For backbones and/or providers that do not have large blocks of IP's broken down to either subnet or commercial customers sub-ranges?
We basically use most any method we may beg, borrow or steal.
Tracert or ping in some instances offers some focus.
subnet searches are possible at ARIN in some intsances, however the difficulty in obtaining results along with the 256 output limitation by ARIN presents additional frustration.
Faced with a backbone providers range, and with a good possibility that a portion of the range is a culprit generally requires multi-conditional restrictions/denies.
There are many of us that "have" and "have had" either entire providers denied access or large ranges from specific providers. These denials are a result of unaccountability that is very similar to the frustration that XO Communications (and other providers) leave webmasters to contend with.
BTW, in some instances?
If you sticky mail a person that offers a forum insight, you may gain additional reference which is not possible (i. e., charter) to present in the open-forum.
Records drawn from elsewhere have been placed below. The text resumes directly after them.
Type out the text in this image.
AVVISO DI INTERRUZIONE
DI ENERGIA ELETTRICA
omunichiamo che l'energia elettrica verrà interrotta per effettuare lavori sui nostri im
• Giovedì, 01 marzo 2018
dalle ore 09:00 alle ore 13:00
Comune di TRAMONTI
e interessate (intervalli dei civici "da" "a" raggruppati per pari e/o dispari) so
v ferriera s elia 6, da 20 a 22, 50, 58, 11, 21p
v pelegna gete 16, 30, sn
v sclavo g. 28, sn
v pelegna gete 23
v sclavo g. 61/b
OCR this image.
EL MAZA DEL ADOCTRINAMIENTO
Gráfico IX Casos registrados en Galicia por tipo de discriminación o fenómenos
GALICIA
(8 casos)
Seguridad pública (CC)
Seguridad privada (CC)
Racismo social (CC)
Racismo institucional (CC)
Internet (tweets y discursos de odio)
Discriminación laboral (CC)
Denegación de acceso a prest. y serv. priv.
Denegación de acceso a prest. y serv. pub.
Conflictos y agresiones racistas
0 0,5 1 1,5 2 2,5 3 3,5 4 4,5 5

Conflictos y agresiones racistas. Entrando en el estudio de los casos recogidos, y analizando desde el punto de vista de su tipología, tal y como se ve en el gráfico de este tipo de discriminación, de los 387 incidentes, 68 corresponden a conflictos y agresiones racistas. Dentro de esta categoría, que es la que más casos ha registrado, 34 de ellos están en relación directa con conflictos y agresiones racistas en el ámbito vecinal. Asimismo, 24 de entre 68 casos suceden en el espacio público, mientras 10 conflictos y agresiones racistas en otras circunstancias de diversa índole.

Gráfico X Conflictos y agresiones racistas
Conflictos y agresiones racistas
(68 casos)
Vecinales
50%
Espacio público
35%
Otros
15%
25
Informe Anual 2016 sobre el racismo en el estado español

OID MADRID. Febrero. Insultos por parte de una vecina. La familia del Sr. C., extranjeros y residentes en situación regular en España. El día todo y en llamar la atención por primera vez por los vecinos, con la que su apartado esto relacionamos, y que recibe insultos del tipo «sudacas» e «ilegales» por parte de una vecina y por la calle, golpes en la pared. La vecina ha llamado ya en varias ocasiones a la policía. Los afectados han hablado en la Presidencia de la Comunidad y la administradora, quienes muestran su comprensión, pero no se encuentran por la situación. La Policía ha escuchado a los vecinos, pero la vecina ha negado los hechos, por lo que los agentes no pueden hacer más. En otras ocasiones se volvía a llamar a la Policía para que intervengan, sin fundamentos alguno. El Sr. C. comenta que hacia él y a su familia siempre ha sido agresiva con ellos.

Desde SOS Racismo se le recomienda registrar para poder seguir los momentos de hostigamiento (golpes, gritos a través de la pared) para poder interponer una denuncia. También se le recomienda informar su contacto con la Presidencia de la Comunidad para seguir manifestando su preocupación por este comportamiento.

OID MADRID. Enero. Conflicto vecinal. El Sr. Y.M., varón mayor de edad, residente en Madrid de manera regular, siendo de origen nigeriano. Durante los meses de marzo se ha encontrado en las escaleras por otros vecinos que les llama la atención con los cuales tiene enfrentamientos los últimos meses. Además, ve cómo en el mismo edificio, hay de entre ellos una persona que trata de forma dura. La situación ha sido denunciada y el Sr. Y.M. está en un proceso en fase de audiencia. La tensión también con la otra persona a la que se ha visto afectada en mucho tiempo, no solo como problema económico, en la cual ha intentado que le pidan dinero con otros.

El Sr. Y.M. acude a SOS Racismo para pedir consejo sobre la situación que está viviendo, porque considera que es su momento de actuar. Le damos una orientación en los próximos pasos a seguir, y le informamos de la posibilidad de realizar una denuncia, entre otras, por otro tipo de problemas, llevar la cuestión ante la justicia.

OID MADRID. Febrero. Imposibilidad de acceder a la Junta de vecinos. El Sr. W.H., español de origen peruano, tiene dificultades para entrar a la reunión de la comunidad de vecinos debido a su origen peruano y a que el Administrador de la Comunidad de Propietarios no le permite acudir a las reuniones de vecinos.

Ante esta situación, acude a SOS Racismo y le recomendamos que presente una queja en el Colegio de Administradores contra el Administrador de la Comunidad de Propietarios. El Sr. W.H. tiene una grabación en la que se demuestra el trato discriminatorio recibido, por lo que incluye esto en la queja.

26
My theory also, is that even if XO com or Level 3 ARE backbone providers, to me it doesn't make sense that an END USER would be actually using an IP address in their blocks. They might be traversing these same network segments but (and I may be wrong) that it is more likely some server running something that I don't want on my system. Same way with Amazon cloud.
So I got a recently scraper or other unexplainable hit that isn't what a normal user on a browser could do; That resolved to Level 3 and had no problem deep sixing the entire block. (picture of Patty and Selma smoking a butt and saying 'Oh that felt good' :)
I occasionally run into probs with this. I checked 302's due to multi-ip hits that don't share the referrer even tho from same one user session, like AOL does. I looked it up, resolved to ABCDCorp. ABCDCorp is listed on NYSE, "major defense contractor" blah blah blah. Block only has 5 addresses, yes 5, #*$!.2 to #*$!.7
Then a friend in one of our clubs emails me (from home), at bottom, his name and below that "Sr Scientist", plus "ABCDCorp"
So he was trying to access link from a newsletter I sent out from work. Oh well. I re-enabled it but due to their stupid setup and my leach prevention the page won't display completely for him at work.
I won't turn it off tho. This seems to be a great way to get scrapers to show up as 404s so you notice them quickly. Too bad for the occasional site that can't share referrer among multiple IP sessions. AOL Europe I banned for a while, as they sent, for one session what looked like differing UAs spread out among dift IPs despite being same session grabbing files on one page in order. Then sent '-' thru as one UA! maybe an AV checking member web page access?